Monday, December 23, 2013

Mat's Dying Lesson to Me - Gratitude


In health, my twin sister’s husband, Mat, was 6’5” and 210 lbs. In 2006 he was diagnosed as having pancreatic cancer. He lived five more very courageous years of life, through an organ transplant, and numerous rounds of radiation and chemotherapy. By mid 2010 Mat was 6’5” but weighed 125 lbs. It hurt for him to walk because his bones and joints were covered with tumors that would grind together when he moved. To walk he relied heavily on a cane. In spite of this, he would go along with Kimberly and his boys to the beach where it would literally take him a painful 30 minutes to walk the 200 yards from their handicap parking space to the shore where he would sit in a chair and watch his boys. And he would go to his son’s baseball games where it would be the top of the third inning by the time he made it to the third-base line.

I never heard him complain. I spent a week with him at his home in Boston several months before he died. Over lunch at his favorite Mexican restaurant I finally asked him, “How do you do it, Mat? How have you lived so well through all of this hell?”

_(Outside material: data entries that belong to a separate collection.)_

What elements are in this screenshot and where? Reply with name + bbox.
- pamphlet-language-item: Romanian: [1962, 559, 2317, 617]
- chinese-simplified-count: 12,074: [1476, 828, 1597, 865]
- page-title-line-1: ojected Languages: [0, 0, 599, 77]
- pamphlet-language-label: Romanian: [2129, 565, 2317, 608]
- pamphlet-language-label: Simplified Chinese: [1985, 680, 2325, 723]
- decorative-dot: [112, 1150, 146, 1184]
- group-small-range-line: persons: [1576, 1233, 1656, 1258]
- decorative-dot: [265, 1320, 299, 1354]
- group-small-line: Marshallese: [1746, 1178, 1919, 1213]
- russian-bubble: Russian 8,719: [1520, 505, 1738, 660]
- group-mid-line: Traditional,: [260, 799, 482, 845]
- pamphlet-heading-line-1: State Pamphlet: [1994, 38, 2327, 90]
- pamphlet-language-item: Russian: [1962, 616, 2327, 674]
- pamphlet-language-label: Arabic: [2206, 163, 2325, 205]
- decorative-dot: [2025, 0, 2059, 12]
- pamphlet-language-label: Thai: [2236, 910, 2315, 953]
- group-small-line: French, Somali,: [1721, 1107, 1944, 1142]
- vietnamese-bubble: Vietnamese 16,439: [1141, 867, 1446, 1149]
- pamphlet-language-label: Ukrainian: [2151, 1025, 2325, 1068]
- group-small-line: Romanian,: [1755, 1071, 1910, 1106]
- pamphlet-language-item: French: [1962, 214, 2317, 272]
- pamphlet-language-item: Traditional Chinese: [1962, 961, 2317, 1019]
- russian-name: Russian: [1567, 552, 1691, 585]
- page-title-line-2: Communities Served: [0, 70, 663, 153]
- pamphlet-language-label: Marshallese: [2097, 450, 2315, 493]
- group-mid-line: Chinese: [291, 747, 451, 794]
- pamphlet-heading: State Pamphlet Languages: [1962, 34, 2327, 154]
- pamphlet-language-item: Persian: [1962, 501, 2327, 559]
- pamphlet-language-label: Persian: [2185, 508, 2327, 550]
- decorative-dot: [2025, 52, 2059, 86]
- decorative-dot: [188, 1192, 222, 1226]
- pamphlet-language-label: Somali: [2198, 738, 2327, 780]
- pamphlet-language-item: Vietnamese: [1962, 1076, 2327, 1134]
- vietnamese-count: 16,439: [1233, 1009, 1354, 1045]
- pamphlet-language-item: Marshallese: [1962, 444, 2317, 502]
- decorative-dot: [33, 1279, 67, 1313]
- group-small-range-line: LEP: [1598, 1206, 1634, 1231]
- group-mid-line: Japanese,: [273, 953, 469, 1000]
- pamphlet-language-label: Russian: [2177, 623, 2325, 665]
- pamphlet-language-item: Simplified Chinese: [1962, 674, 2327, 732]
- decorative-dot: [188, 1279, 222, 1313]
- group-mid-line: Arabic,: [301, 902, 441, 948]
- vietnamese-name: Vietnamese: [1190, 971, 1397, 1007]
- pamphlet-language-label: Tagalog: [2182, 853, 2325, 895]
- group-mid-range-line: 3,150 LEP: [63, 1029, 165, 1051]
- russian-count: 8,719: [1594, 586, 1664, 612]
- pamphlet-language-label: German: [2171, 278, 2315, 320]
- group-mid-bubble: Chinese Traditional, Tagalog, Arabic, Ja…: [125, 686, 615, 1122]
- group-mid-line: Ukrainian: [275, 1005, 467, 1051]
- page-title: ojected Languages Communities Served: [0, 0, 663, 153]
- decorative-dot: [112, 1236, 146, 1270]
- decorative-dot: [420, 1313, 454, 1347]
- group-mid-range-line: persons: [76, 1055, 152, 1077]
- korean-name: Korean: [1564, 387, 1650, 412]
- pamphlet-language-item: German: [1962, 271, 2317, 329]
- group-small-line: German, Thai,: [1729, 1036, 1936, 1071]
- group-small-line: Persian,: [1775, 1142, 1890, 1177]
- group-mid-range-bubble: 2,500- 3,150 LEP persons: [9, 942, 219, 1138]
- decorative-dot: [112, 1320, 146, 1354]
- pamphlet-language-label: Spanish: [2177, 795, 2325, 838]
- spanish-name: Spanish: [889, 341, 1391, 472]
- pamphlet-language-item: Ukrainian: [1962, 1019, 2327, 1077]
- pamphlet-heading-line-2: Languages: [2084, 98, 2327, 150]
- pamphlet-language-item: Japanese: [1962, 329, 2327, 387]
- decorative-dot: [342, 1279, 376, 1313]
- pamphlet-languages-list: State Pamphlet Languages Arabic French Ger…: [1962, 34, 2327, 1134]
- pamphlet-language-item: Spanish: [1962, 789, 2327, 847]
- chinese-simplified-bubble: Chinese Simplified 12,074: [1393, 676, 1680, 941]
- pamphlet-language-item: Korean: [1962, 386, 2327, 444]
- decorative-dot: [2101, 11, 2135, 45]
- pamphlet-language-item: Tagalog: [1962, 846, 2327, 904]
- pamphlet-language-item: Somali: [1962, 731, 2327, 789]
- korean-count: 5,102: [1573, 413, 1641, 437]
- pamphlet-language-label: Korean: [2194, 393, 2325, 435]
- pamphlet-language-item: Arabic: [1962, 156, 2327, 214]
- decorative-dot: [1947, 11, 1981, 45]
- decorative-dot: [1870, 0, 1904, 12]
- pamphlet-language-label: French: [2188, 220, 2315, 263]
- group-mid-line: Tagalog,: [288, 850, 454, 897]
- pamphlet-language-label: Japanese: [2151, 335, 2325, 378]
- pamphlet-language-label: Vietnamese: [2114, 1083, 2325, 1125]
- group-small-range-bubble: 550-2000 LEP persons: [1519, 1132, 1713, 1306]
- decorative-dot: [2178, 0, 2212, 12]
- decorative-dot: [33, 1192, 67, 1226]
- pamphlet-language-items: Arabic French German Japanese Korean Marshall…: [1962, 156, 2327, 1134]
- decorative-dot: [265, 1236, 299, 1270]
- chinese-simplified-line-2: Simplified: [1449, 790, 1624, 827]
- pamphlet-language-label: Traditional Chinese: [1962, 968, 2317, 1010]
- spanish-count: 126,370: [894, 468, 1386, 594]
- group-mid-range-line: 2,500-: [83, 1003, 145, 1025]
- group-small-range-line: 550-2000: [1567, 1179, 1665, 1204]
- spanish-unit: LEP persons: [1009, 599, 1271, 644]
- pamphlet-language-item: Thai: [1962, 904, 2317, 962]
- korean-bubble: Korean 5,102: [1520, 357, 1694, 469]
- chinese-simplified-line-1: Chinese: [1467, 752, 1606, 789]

Mat said a few different things in reply. First, he said, “I have lived a very blessed life. I am married to my dream woman and I have two awesome boys. And I have had a great career.”

“I also have a pretty good sense of my place in the bigger picture.” He went on to relate an experience. “On one business trip to China in Hangzhou, I went for a walk and I took a wrong turn and ended up in a very poor part of the city. Anyway, as I was walking along I walked past an alley. In that dimly lit alley I saw a woman, probably about 30, squatting over a little gas burner boiling water. In that boiling water was the head of a cat she was going to eat for dinner. That has stayed with me.”

“So, I’ve lived a blessed life and I’ve never eaten the head of a cat for dinner. Besides, in the span of mankind, 40 years old is a very long life. And hey, I know that I will be together with Kimberly and my boys again.”

Mat lived another eight months. Funny thing is, during his sickness and until the very moment of his death he gave peace and happiness and courage, perhaps the greatest legacy he could give to his wife, his boys, and all who knew him.